Friday, 21 October 2011

Are Volunteer Centre brokerage services under threat?

There is a great discussion going on over on i-volunteer about the perceived threat to Volunteer Centre's from the current growth in online brokerage services.

I would encourage readers of my blog to go and take a look at the full discussion.  However, I also want to share my response to it here so a wider audience can see my views on the issue.  as ever please do share your thoughts in response by posting comments below.


Brokerage may the first of the six core functions of a Volunteer Centre (VC) but that doesn't make the it the most important.
For a long time I have said that brokerage is actually the outcome of other VC core functions. Brokerage services depend upon VCs working with Volunteer Involving Organisations (VIOs) to develop meaningful opportunities that people want to do, helping VIOs to develop their practice in engaging people effectively as volunteers, and marketing volunteering locally so people know about the option of volunteering.
Brokerage alone does not help address a key (if not the key) problem facing volunteering today - a lack of suitable opportunities that people actually want to do, that they can fit in around their busy and complex lives and that still meets the needs of VIOs. we know that via VCs, interest in volunteering went up 87% a couple of years ago. There hasn't been anything like the same level of increase in volunteering according to the citizenship survey. That speaks volumes. People want to volunteer, they see what's on offer and they say 'no thanks'.
The growth of online brokerage site is not a threat to VCs but an opportunity. An opportunity for them to show the added value of what they do. An opportunity to show how they develop volunteering, not just broker it. An opportunity to show their strengths in supporting people into volunteering who wouldn't use online brokerage systems.
Sadly a number of factors work against VCs in this.
One is that they are largely funded (if they are still funded at all) to put bums on seats and broker people into placements.
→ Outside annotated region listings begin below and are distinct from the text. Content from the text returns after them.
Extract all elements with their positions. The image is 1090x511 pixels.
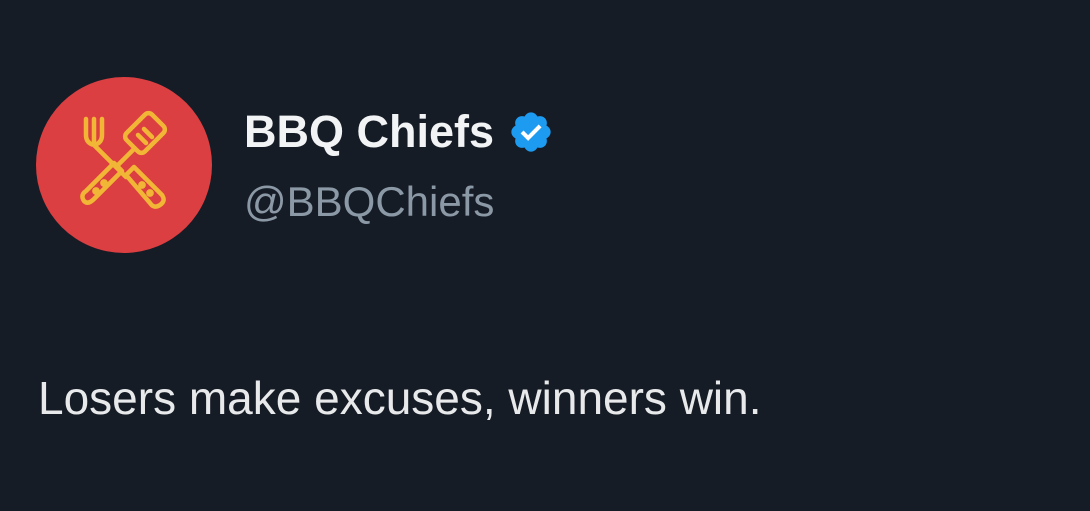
verified-badge-icon bbox=[511, 112, 551, 152]
avatar[interactable] bbox=[36, 77, 212, 253]
display-name[interactable]: BBQ Chiefs bbox=[244, 104, 494, 160]
tweet-text: Losers make excuses, winners win. bbox=[38, 372, 762, 424]
handle[interactable]: @BBQChiefs bbox=[244, 174, 554, 230]
tweet-card: BBQ Chiefs @BBQChiefs Losers make excuse… bbox=[0, 0, 1090, 511]
account-identity: BBQ Chiefs @BBQChiefs bbox=[244, 104, 554, 230]
crossed-fork-spatula-icon bbox=[80, 110, 168, 209]
name-row: BBQ Chiefs bbox=[244, 104, 554, 160]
Until funders of all kinds realise that successful brokerage relies upon these other elements (good practice, marketing, opportunity development etc.) they are always going to struggle to change, especially in hard financial times.
A second factor is that this funding regime focuses VCs onto brokerage can create a victim mentality when other providers come along with new models (including online) and get funding for them.
And you can understand why.
If I run a VC and I do so on what little funding I can get from local government and some whizzy new media types come along and set up an online brokerage system that barely does half of what I do but gets a small fortune from government (or the lottery or whoever) for it, I'd be narked too. And that's what's happening. In fact, government want those new media types to be given - for free - the opportunities VCs post to Do-It so they (the new media types) can broker the opportunities to organisations who pay them for the privilege. That's not fair when VCs work hard to source the opportunities and someone else gets paid for filling them.

[See my post on The Giving White Paper earlier this year for more information on this]
And VlOs don't care so long as they get volunteers.
A third factor is that as VCs become part of other organisations (commonly Councils for Voluntary Service - CVS), often all that remains unique about their volunteering infrastructure role is brokerage. So that's all they have left to focus on. The development and marketing is done by the host agency staff and that's normally aimed at developing voluntary sector organisations not volunteering (which happens across all three sectors). The evidence shows that independent VCs provide a broader range of services, more of the core functions, and are better funded than those run by other bodies. Yet only a third of VCs are independent agencies compared to half five years ago. And with the cuts, that number is probably even lower.
As you can see this is a complex and emotive issue - I know, I lived and breathed it for six years. Some will blame Volunteering England, some will blame government, some will blame the new players on the brokerage block, some will blame everyone.
Who is to blame is not the point. What is done next is the key thing.
For me one of those key things has to be much closer work/dialogue between VCs and VIOs. I remember VCs refusing to go to conferences with VIOs because they didn't see they had anything in common with them. That was never true and is quite frankly a suicidal attitude in this day and age. VIOs need volunteers. VIOs need support to grow their good practice and develop opportunities suitable for 21st century volunteers. If VCs don't help them, someone else will.
The world is a different place from just a few years ago and the old models of doing things need to change to fit that world.
VC brokerage may be under threat but complaining about it won't solve the problem.

1 comment:

  1. " I remember VCs refusing to go to conferences with VIOs because they didn't see they had anything in common with them."

    Good heavens! I don't think my local VC would behave in such a shortsighted way - they've been very helpful in being willing to come out and actually look at what some of our volunteers do in order to make themselves more efficient at matching volunteers to roles.

    My personal view is that the population recruited via VCs is very different from those who come forward in response to online recruiting & that we need both/and not either/or.